The U.S. healthcare system finds itself at a pivotal moment, wrestling with the pressing need to transition from outdated fee-for-service models to value-based care frameworks that emphasize quality and outcomes over the sheer volume of services provided. At the Digital Medicine Society’s Healthcare 2030 Summit held in Washington, D.C., a gathering of industry leaders shed light on the formidable obstacles blocking this essential shift. Reimbursement structures, which play a critical role in shaping clinician decisions, treatment priorities, and the adoption of innovative practices, took center stage in the discussions. Despite growing enthusiasm for alternative payment models, scaling these approaches across the system remains an uphill battle, with systemic, structural, and cultural challenges standing firmly in the way. The insights shared by experts painted a complex picture of a healthcare landscape desperate for reform, yet resistant to the changes needed to achieve it.
This summit wasn’t merely a forum for identifying problems; it served as a crucible for dissecting the intricate web of issues surrounding healthcare payment reform. From policy advisors to payer strategists and employer representatives, the diverse voices highlighted how deeply embedded barriers—ranging from voluntary participation in payment programs to misaligned financial incentives—continue to thwart progress. The urgency of the situation is undeniable, as escalating costs and declining access to care threaten patients, providers, and payers alike. With the stakes so high, the discussions underscored that half-measures won’t suffice; only bold, coordinated action can pave the way for a system that truly prioritizes value. The path forward, though fraught with challenges, offers glimmers of hope through actionable strategies that emerged from the summit’s candid exchanges.
Systemic Challenges in Payment Reform
Voluntary Participation Hindering Progress
A significant roadblock to advancing value-based care lies in the voluntary nature of payment models offered by the Centers for Medicare & Medicaid Services (CMS). Health systems often engage selectively, opting into models only when financial benefits are assured, while steering clear of those that might result in losses. This cherry-picking approach fundamentally undermines the overarching goals of value-based care, which seek to prioritize patient outcomes over profit margins. As highlighted during the summit, such selective participation allows providers to manipulate the system for gain rather than commit to the broader mission of improving care quality. Experts like Lee Fleisher, CEO of Rubrum Advising and former CMS chief medical officer, pointed to the need for mandatory participation to ensure a level playing field.
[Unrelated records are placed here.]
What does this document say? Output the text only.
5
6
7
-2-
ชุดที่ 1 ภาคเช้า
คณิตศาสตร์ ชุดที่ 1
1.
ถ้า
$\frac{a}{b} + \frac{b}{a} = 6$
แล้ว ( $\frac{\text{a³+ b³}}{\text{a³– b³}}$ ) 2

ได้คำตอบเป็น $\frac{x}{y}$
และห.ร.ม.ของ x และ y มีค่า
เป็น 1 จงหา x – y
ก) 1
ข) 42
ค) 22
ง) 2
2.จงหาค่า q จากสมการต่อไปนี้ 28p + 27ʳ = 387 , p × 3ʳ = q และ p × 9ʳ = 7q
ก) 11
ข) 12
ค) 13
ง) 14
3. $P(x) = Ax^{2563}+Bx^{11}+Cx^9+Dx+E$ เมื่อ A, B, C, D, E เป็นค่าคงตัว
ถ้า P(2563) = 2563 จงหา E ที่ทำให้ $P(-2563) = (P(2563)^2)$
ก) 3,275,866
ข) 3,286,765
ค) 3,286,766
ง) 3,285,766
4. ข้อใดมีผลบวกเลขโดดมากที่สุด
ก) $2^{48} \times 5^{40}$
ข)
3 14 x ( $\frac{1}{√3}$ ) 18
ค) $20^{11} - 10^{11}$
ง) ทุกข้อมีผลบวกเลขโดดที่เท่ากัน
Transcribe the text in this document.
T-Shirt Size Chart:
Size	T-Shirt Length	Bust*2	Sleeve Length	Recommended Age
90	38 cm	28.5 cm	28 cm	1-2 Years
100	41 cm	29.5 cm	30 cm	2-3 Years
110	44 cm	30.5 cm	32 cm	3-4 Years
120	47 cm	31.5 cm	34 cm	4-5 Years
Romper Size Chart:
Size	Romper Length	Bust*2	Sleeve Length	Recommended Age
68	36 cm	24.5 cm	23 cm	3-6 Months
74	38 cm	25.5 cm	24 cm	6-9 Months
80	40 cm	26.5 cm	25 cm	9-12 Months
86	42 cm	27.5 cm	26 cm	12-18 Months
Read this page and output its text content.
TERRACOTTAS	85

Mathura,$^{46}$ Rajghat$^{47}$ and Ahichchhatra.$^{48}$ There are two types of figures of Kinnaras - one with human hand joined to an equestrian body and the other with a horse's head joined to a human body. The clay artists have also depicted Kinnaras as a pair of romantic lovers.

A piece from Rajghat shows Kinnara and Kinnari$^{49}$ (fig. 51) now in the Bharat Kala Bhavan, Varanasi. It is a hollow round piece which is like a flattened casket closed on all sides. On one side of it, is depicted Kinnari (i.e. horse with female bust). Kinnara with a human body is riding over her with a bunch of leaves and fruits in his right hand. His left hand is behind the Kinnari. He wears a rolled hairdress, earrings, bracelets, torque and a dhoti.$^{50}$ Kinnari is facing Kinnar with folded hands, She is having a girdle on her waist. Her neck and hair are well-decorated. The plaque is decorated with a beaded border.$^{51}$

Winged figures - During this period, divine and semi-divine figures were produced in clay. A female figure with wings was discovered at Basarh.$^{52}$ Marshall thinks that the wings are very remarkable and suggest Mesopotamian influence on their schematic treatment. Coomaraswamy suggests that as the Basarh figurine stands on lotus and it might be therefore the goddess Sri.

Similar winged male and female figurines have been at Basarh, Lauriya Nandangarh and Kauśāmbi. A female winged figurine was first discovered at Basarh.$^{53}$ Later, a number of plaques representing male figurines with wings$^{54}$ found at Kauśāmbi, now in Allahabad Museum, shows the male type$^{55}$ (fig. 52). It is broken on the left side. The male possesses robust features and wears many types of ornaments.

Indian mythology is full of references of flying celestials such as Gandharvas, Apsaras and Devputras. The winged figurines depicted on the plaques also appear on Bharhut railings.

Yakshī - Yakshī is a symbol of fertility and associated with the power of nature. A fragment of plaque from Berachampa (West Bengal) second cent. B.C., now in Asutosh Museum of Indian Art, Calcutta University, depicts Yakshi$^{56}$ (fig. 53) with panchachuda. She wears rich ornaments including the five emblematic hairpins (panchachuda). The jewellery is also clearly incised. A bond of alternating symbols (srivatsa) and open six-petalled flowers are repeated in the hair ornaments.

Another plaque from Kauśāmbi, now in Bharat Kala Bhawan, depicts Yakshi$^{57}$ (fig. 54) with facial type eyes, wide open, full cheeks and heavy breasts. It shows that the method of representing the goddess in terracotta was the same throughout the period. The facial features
Without such a mandate, the transformative potential of alternative payment models remains stifled, as only a fraction of providers fully embrace the shift needed for systemic change.
The call for mandatory participation isn’t just a policy suggestion; it’s seen as a critical step to prevent the gaming of payment systems and to drive widespread adoption of value-based care principles. Summit discussions revealed that when providers can opt out of challenging models, the momentum for reform slows, perpetuating a cycle of inefficiency. Fleisher referenced recent policy efforts, such as executive actions pushing CMS to develop compulsory models for high-cost drugs, as evidence of growing recognition for this approach. This shift toward mandates could force health systems to adapt to models that prioritize long-term patient health over short-term financial wins. Moreover, mandatory participation would create a more equitable environment where all stakeholders are held to the same standards, fostering accountability and ensuring that the benefits of value-based care—improved outcomes and reduced costs—are realized on a national scale.
Misaligned Financial Incentives
Another profound barrier to payment reform is the stark misalignment of financial incentives within the healthcare ecosystem, particularly among commercial insurance payers. Profitability for these entities is often tied to the medical loss ratio, meaning their financial success increases alongside healthcare spending—a direct contradiction to the cost-reduction aims of value-based care. This structure incentivizes volume over value, perpetuating a cycle of escalating expenses that burdens the entire system. Nate Paulsen, vice president of payer strategy at Oshi Health, emphasized during the summit that payers control a significant portion of healthcare cash flow, whether sourced from CMS, employers, or states. Their current incentive models, therefore, wield immense influence over the direction of care delivery, often steering it away from efficiency and quality in favor of higher spending that boosts their bottom line.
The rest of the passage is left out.